AIER’s Everyday Price Index fell 0.9 percent in April after posting a revised 0.6 percent decrease in March. The Everyday Price index has fallen for three consecutive months and has been flat or down in eight of the last eleven months. Over the past year, the Everyday Price Index is down 1.7 percent, the first year-over-year decline since September 2019. The Everyday Price Index measures price changes people see in everyday purchases such as groceries, restaurant meals, gasoline, and utilities. It excludes prices of infrequently purchased, big-ticket items (such as cars, appliances, and furniture) and prices contractually fixed for prolonged periods (such as housing).
The Everyday Price Index including apparel, a broader measure that includes clothing and shoes, was down 1.2 percent in April after falling 0.6 percent in March. The Everyday Price Index including Apparel has been flat or down in seven of the past eleven months and is down 2.0 percent over the past year, also the first 12-month decline since September. Apparel prices fell 4.4 percent on a not-seasonally-adjusted basis in April and are down 5.7 percent over the past year, the largest 12-month decline on record going back to 1950.

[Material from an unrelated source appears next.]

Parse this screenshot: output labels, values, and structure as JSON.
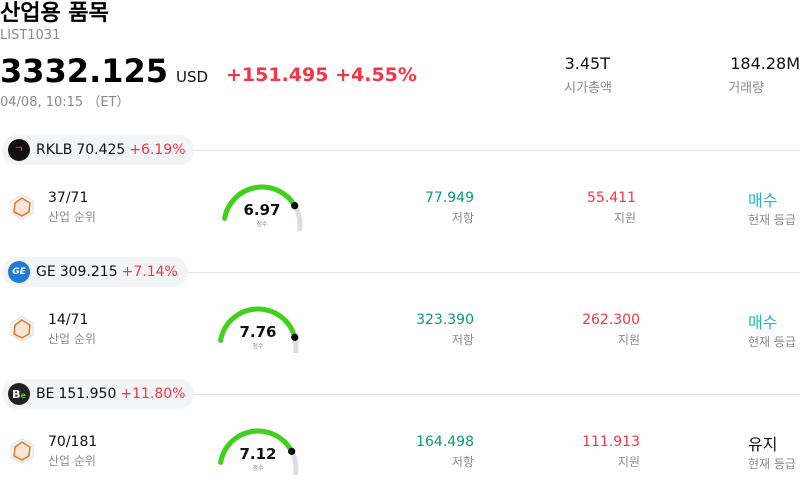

The Consumer Price Index, which includes everyday purchases as well as infrequently purchased, big-ticket items and contractually fixed items, fell 0.7 percent on a not-seasonally-adjusted basis in April. The Everyday Price Index is not seasonally adjusted, so we compare it with the unadjusted Consumer Price Index. Over the past year, the Consumer Price Index is up just 0.3 percent, the slowest pace since October 2015.
Motor fuel prices fell 16.3 percent for the month on a not-seasonally-adjusted basis. That drop reduced the Everyday Price Index by 1.57 percentage points. Over the past year, motor fuel prices are down 31.7 percent. Motor fuel prices are largely a function of crude oil prices. West Texas Intermediate crude oil prices had plummeted to around $20 in mid-April as the outbreak of COVID-19 and tensions among OPEC members drove prices lower. In a bizarre situation, the expiration of current month crude oil futures plummeted into negative territory in late April as supply overwhelmed demand and storage.

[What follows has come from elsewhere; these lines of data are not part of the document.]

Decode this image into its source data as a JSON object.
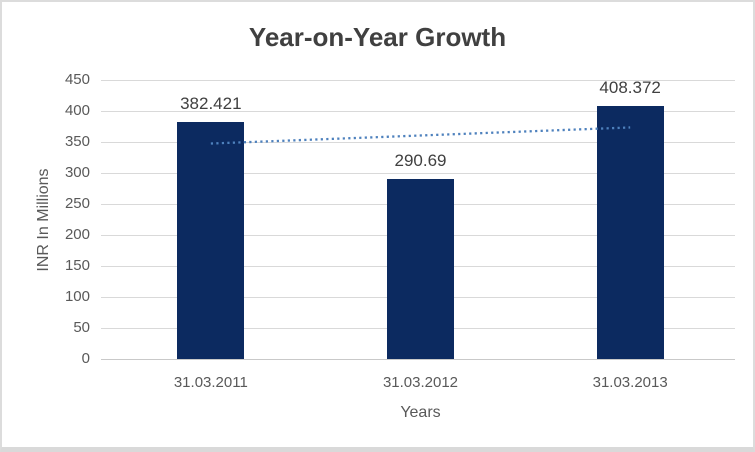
{
  "chart_data": {
    "type": "bar",
    "title": "Year-on-Year Growth",
    "xlabel": "Years",
    "ylabel": "INR In Millions",
    "categories": [
      "31.03.2011",
      "31.03.2012",
      "31.03.2013"
    ],
    "values": [
      382.421,
      290.69,
      408.372
    ],
    "data_labels": [
      "382.421",
      "290.69",
      "408.372"
    ],
    "ylim": [
      0,
      450
    ],
    "ytick_step": 50,
    "grid": true,
    "legend": "none",
    "trendline": {
      "type": "linear",
      "style": "dotted"
    },
    "colors": {
      "bar": "#0c2a60",
      "trendline": "#4e81bd",
      "gridline": "#d9d9d9",
      "axis_line": "#c9c9c9",
      "title_text": "#404040",
      "data_label_text": "#404040",
      "axis_text": "#595959",
      "background": "#ffffff",
      "border": "#dcdcdc"
    }
  }
}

The largest positive contributors to the Everyday Price index in April were grocery prices (food at home) which rose 2.7 percent in April, contributing 60 basis points, and are now up 4.1 percent from a year ago, the fastest pace since February 2012, while housekeeping supplies prices rose 2.6 percent in April, contributing 7 basis points.
For the Consumer Price Index excluding food and energy, the index fell 0.4 percent for the month, the largest monthly decline on record back to 1957. Over the last 12 months, the core Consumer Price Index is up 1.4 percent, the slowest pace since April 2011. The five-year, 10-year, and 20-year annualized growth rates all come in at 1.9 percent.